OOPSIE HTB WALKTROUGH
OOPSIE is a good HTB machine to learn about web applications vulnerabilities : cookie manipulation, file upload and Indirect Object Reference. In this article, I explain how to do the Pwned OOPSIE.
TASK 1 : With what kind of tool can intercept web traffic?
Just search in Google or any search engine
TASK 2 : What is the path to the directory on the webserver that returns a login page?
To know the port use by web server, we can do a simple nmap scan.
We can now, open the site on a web browser at the address http://TARGET_IP
But explore it manually, not allow us to find the login page. So we will use directory brute forcing. To do that, I will use an already installed tool on kali or parrot system : dirbuster. The tool have a Graphical interface; in terminal, just type dirbuster -u http://TARGET_IP
Interface open automatically, and you can choose your word list.
After start the process, at the Results-List View tab there is an /cdn-cgi/login with Response code status at 200 means the page exist.
At the URL : http://TARGET_IP/cgi/login we have a login page
TASK 3 : What can be modified in Firefox to get access to the upload page?
As we have seen in last screenshot, we can login as Guest and this hompage will appear to us
And when we try to access the Uploads pages, this message is show to us
In your browser, look at the developer tools; in Firefox just hit F12 key and will have it.
The cookie editor show that each user is defined by is role. And a number that seems to be an ID. It is to mean that, if you change role to admin and have the right ID for the admin user. You can connect as admin. So the answer is cookie
TASK 4 : What is the access ID of the admin user?
Well seen at the tabs of the site web, there is an account tab
Apparently, the tab lists the information for a user with the id send as a parameter URL. What happens if we set this id to 1
We have the Access ID of the admin account.
If you change the cookie role field value to “super admin” and the user field to “34322"
You can now access to the upload pages
TASK 5 : On uploading a file, what directory does that file appear in on the server?
While execute dirbuster there is an uploads directory
TASK 6 : What is the file that contains the password that is shared with the robert user?
To achieve this task, we have to open a reverse shell to connect to the victim machine.

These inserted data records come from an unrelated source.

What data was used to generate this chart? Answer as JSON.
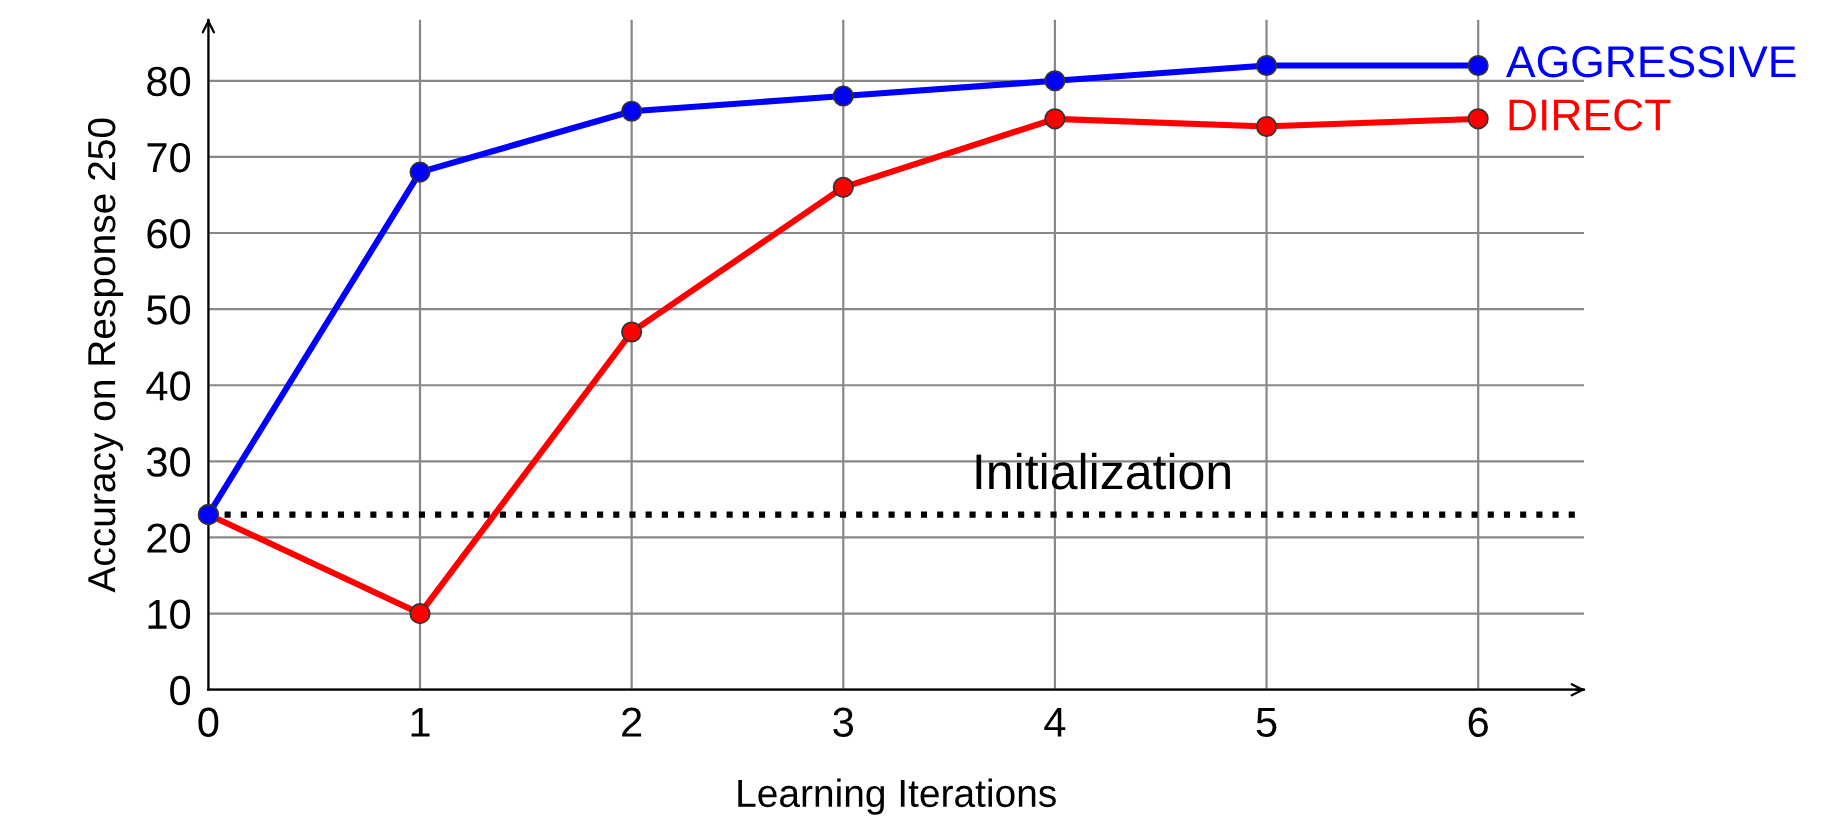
{
  "chart_data": {
    "type": "line",
    "xlabel": "Learning Iterations",
    "ylabel": "Accuracy on Response 250",
    "x": [
      0,
      1,
      2,
      3,
      4,
      5,
      6
    ],
    "series": [
      {
        "name": "AGGRESSIVE",
        "color": "#0000ff",
        "values": [
          23,
          68,
          76,
          78,
          80,
          82,
          82
        ]
      },
      {
        "name": "DIRECT",
        "color": "#ff0000",
        "values": [
          23,
          10,
          47,
          66,
          75,
          74,
          75
        ]
      }
    ],
    "ref_lines": [
      {
        "axis": "y",
        "value": 23,
        "label": "Initialization",
        "color": "#000000",
        "line_style": "dotted"
      }
    ],
    "xlim": [
      0,
      6.5
    ],
    "ylim": [
      0,
      88
    ],
    "xticks": [
      0,
      1,
      2,
      3,
      4,
      5,
      6
    ],
    "yticks": [
      0,
      10,
      20,
      30,
      40,
      50,
      60,
      70,
      80
    ],
    "grid": true,
    "legend": false,
    "marker": "circle",
    "line_style": "solid"
  }
}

We saw that the website is in PHP, so we will find a PHP reverse shell. There is a good one here : https://github.com/pentestmonkey/php-reverse-shell/blob/master/php-reverse-shell.php. Download it and custom it with the IP address of your attacker machine and your chosen port
Then open a netcat listener in your attacker machine :
Uploads the reverse shell file on the website
Then open the URL http://TARGET_IP/uploads/reverse_shell.php, no that the name of file can change for you, and you can name it as you want
Back to the netcat listener and we are connected to victim machine
With dirbuster, we found that there is a cdn-cgi/login/db.php file
We try to open it in our shell with the command cat /var/www/cdn-cgi/login/db.php
So, db.php is our file
TASK 7 : What executable is run with the option “-group bugtracker” to identify all files owned by the bugtracker group?
TASK 8 : Regardless of which user starts running the bugtracker executable, what’s user privileges will use to run?
Firstly, we use the find command to find the file own by bugrtracker group
And we use ls -l bugtracker to have more information on the file
The file its own by bugtracker and SUID is set, mean file is run as root
TASK 9 : What SUID stands for?
Just search in google what is SUID in linux systems
TASK 10 : What is the name of the executable being called in an insecure manner?
We run the command : python3 -c ‘import pty; pty.spawn(“/bin/bash”)’ to upgrade the nc shell in a full terminal. Then after, we change user to robert with the su command and hit the password; finaly with the id command we can see in which group the robert user is in, robert can execute bugtracker
When we execute bugtracker, we saw that the executable run the cat command as root
SUBMIT USER FLAG
SUBMIT ROOT FLAG
We exploit bugtracker executable flaw by hint the location of our flag.